Cobia caught at Ninety-Mile
  |  First Published: May 2007

The excellent beach fishing we have had throughout summer has continued, with some exceptional local captures including salmon, tailor, sharks, elephant fish and a cobia.

Yes that’s right…a COBIA! As shown in the photo, a stray cobia was landed from Paradise Beach in March. It was caught on salted pilchard by Deny Tortora while fishing with Lou Tortora. They were fishing in the afternoon and evening chasing gummy and bronze whaler sharks, when at 6.30pm Deny’s rod got hit. After a short fight, the fish was brought to the shore break, where the boys stood motionless with mouths agape while they identified their catch.

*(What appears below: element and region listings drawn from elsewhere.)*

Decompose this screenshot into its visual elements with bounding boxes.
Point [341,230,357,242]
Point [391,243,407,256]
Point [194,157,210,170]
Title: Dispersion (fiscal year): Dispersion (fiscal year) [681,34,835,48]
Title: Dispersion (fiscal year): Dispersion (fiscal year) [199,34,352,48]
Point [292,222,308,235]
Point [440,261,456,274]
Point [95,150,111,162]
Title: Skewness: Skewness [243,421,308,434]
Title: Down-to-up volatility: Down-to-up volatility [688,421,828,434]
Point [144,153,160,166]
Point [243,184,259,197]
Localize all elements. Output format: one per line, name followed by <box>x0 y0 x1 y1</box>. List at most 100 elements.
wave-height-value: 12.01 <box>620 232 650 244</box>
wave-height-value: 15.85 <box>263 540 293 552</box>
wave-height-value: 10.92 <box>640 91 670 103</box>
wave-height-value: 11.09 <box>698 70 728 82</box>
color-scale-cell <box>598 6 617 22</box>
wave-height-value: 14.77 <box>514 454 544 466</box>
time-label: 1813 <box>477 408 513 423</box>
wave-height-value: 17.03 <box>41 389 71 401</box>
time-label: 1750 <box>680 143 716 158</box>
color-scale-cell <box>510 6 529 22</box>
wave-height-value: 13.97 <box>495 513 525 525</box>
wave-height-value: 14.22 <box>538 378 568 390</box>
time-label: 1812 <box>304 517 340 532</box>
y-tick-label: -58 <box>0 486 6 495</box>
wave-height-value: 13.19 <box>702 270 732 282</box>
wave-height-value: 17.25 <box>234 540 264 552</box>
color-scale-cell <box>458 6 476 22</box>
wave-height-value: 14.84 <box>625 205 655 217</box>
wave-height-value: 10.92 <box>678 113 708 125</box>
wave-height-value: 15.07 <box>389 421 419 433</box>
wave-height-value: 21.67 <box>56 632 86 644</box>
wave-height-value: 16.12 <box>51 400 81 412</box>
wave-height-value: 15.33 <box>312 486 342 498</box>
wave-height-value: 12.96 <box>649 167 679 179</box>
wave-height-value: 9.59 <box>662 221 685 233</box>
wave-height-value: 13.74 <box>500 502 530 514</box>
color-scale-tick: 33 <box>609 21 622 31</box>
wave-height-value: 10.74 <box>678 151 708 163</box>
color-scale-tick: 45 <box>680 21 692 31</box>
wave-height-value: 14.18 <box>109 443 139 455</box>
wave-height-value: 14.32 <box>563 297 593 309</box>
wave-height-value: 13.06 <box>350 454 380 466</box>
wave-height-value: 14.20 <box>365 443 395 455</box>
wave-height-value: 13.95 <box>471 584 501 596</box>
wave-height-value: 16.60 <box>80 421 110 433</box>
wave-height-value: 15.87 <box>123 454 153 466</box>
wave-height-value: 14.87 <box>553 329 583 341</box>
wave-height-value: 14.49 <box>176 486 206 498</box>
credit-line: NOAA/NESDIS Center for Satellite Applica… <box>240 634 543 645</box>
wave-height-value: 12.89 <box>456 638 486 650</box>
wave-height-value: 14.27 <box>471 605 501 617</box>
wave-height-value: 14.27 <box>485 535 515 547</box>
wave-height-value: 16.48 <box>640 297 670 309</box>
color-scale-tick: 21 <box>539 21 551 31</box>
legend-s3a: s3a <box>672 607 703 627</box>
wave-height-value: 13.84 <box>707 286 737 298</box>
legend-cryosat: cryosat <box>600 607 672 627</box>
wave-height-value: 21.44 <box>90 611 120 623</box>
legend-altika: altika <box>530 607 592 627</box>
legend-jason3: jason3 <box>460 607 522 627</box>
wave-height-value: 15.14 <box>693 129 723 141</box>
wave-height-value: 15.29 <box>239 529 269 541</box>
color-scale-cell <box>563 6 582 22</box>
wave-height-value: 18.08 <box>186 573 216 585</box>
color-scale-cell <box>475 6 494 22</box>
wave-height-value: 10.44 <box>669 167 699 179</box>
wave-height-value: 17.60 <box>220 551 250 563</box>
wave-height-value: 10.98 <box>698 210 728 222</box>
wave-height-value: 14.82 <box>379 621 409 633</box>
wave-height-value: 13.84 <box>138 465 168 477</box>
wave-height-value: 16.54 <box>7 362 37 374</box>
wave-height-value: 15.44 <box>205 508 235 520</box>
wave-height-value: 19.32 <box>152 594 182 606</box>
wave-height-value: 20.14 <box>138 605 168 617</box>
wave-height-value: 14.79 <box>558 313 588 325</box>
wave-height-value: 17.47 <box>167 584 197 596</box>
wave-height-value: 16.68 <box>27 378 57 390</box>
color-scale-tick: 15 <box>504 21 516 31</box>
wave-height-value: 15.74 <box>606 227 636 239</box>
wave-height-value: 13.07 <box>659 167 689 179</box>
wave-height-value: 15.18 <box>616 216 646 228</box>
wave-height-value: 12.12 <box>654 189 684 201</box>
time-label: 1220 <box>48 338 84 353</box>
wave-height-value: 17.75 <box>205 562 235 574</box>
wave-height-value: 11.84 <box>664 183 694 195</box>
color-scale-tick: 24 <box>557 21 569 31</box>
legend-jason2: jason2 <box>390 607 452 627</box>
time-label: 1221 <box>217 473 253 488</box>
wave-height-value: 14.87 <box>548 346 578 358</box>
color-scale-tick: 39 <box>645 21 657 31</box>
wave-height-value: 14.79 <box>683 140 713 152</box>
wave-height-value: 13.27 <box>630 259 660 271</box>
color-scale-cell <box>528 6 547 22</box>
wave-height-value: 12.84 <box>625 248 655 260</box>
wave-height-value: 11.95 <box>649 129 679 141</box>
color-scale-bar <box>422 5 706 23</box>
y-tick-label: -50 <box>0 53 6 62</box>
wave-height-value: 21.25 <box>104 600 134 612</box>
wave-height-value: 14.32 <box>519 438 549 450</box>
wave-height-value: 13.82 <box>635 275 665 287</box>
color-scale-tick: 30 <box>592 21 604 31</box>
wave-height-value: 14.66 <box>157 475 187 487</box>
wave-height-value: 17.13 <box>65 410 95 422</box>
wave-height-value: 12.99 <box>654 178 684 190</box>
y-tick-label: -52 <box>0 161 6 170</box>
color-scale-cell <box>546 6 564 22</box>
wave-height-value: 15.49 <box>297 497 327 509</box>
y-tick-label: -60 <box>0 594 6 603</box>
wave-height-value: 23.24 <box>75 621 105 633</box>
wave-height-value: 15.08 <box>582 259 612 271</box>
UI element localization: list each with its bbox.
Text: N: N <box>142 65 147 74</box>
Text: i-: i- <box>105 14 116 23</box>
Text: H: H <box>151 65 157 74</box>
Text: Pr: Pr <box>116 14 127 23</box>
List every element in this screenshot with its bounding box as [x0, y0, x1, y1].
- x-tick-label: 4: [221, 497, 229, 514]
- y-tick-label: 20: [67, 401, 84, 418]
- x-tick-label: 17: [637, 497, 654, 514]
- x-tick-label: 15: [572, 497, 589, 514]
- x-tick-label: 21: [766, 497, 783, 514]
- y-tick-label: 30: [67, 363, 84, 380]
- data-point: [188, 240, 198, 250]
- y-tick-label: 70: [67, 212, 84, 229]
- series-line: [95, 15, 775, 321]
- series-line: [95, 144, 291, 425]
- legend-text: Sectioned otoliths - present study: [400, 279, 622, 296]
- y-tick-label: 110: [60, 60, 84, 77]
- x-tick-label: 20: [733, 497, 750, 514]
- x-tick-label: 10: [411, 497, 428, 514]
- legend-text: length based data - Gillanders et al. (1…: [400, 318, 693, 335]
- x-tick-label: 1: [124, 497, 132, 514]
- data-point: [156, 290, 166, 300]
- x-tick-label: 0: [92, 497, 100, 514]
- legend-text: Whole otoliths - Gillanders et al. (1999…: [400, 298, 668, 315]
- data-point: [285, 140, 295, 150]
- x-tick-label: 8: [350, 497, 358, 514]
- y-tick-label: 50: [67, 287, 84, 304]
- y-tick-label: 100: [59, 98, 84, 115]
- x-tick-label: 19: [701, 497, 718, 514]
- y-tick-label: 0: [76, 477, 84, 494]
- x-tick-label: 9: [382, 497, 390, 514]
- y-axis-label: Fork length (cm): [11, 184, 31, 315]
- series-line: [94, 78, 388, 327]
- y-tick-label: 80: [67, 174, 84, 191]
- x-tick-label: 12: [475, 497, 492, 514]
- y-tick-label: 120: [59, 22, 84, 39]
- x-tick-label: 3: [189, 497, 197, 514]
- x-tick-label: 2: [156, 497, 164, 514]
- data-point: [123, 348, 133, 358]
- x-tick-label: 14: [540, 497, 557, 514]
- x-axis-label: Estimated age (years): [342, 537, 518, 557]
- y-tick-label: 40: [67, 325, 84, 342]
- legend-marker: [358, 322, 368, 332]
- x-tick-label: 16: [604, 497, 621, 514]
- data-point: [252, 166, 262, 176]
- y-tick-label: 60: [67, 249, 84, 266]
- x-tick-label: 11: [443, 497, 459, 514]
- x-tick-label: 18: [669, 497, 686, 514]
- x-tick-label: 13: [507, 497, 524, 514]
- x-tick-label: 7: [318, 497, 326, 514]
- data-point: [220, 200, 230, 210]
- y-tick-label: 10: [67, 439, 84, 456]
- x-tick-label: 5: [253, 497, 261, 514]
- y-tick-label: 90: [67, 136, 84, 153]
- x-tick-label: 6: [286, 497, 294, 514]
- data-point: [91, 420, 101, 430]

Once what was happening sunk in, the boys promptly finished landing the fish, which weighed 7.5kg gutted and gilled. Upon inspection of the stomach contents, a 25cm school shark was removed whole. The fish was kept on ice overnight so the boys could show the fish to family and friends without any question of mistaken identity.

The boys returned the next night hoping to catch another, but this time they returned only with a 1.5m gummy. Not a bad consolation prize! Interestingly there have previous been reports of cobia taken inside Port Albert and Port Welshpool, but until now there hasn’t been any definitive proof of these catches.

The rest of the beaches have also been fishing well, with salmon to 3kg, tailor to 1.5kg and gummy sharks up to 1.5m being taken all along the beach. Best options are Lake Tyers and Eastern Beach in the east and Loch Sport to Seaspray in the west, using baits of bluebait, whitebait, pilchards and squid. Surf poppers in red and blue are also taking their share of salmon and tailor, as are metal lures. The best time for these species has been early morning, with the gummies biting after dark.

Elephant fish have made another appearance with fish to 3kg being landed from Golden Beach to Woodside Beach. Most of these fish have been taken on bluebait and squid.

Woodside Beach has been a bit shallower than the other beaches, which creates more foamy water and cover for salmon and tailor. Trevally will also be making more of an appearance from now on in the deeper holes along the beaches. Even though the nights are cold it is still worth the effort to fish for gummies, as there is often some big fish taken during the cooler months.

When we get those nice late autumn days it is well worth at least a few hours fishing the beach, as you just never know what might turn up.

Who knows, next summer I might be reporting a marlin capture from the surf. It may be far fetched, but I never thought I’d be reporting a cobia taken from the beach either!

Thanks to Will Thompson from Allways Angling and Deny Tortora for the use of the photos – I’d never have believed it myself if I hadn’t seen them!